3. Menjaga Kesucian Diri
Menjaga kesucian diri
merupakan keutamaan jiwa yang akan muncul pada diri manusia apabila nafsunya
dikendalikan oleh pikirannya. Sehingga mampu menyesuaikan pilihannya dengan
tepat dan tidak dikuasai serta diperbudak oleh nafsunya.[41]

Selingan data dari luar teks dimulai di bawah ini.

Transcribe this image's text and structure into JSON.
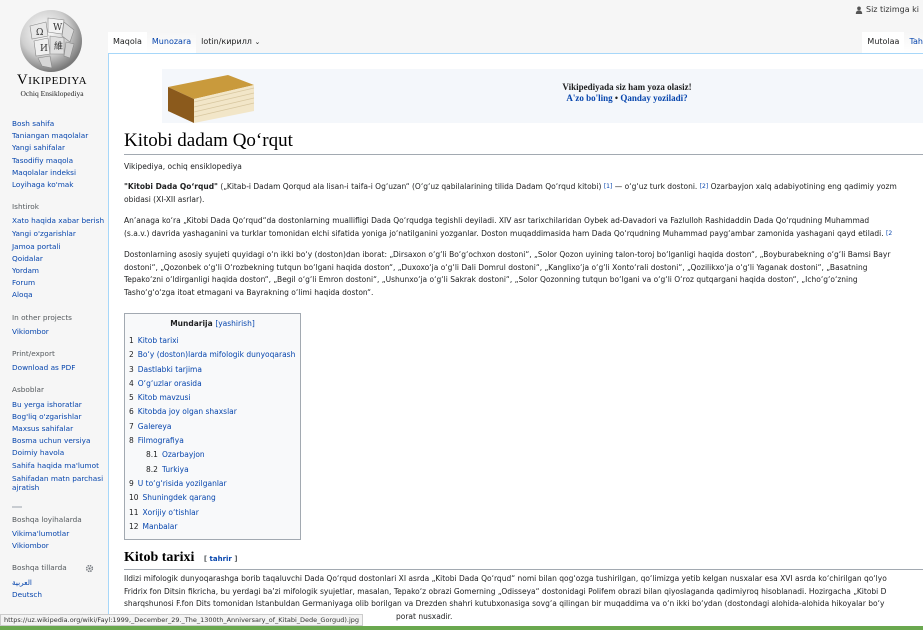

Kesucian diri yang terdapat
pada setiap orang akan berbeda-beda tergantung bagaimana seseorang bisa
mengatur hati dan tingkah lakunya dalam aplikasi kesehariannya.
4. Keadilan
Keadilan adalah bagaimana sikap seseorang bisa
menempatkan segala sesuatu pada tempat dan porsinya masing-masing. Keadilan
yang dimaksud Ibnu Miskawaih dalam hal ini berarti kesempurnaan dari keutamaan
akhlak yaitu perpaduan antara kebijaksanaan, keberanian, dan menahan diri,
sehingga menghasilkan keseimbangan berupa keadilan. Adapun keadilan yang
diupayakan manusia dalam hal ini adalah menjaga keselarasan atau keseimbangan
agar tidak saling berselisih dan menindas antara satu dengan yang lainnya. Hal
ini berlaku bagi kesehatan jiwa dan tubuh, hal ini bisa tercapai apabila
manusia dapat menjaga keseimbangan dalam temperamen yang moderat.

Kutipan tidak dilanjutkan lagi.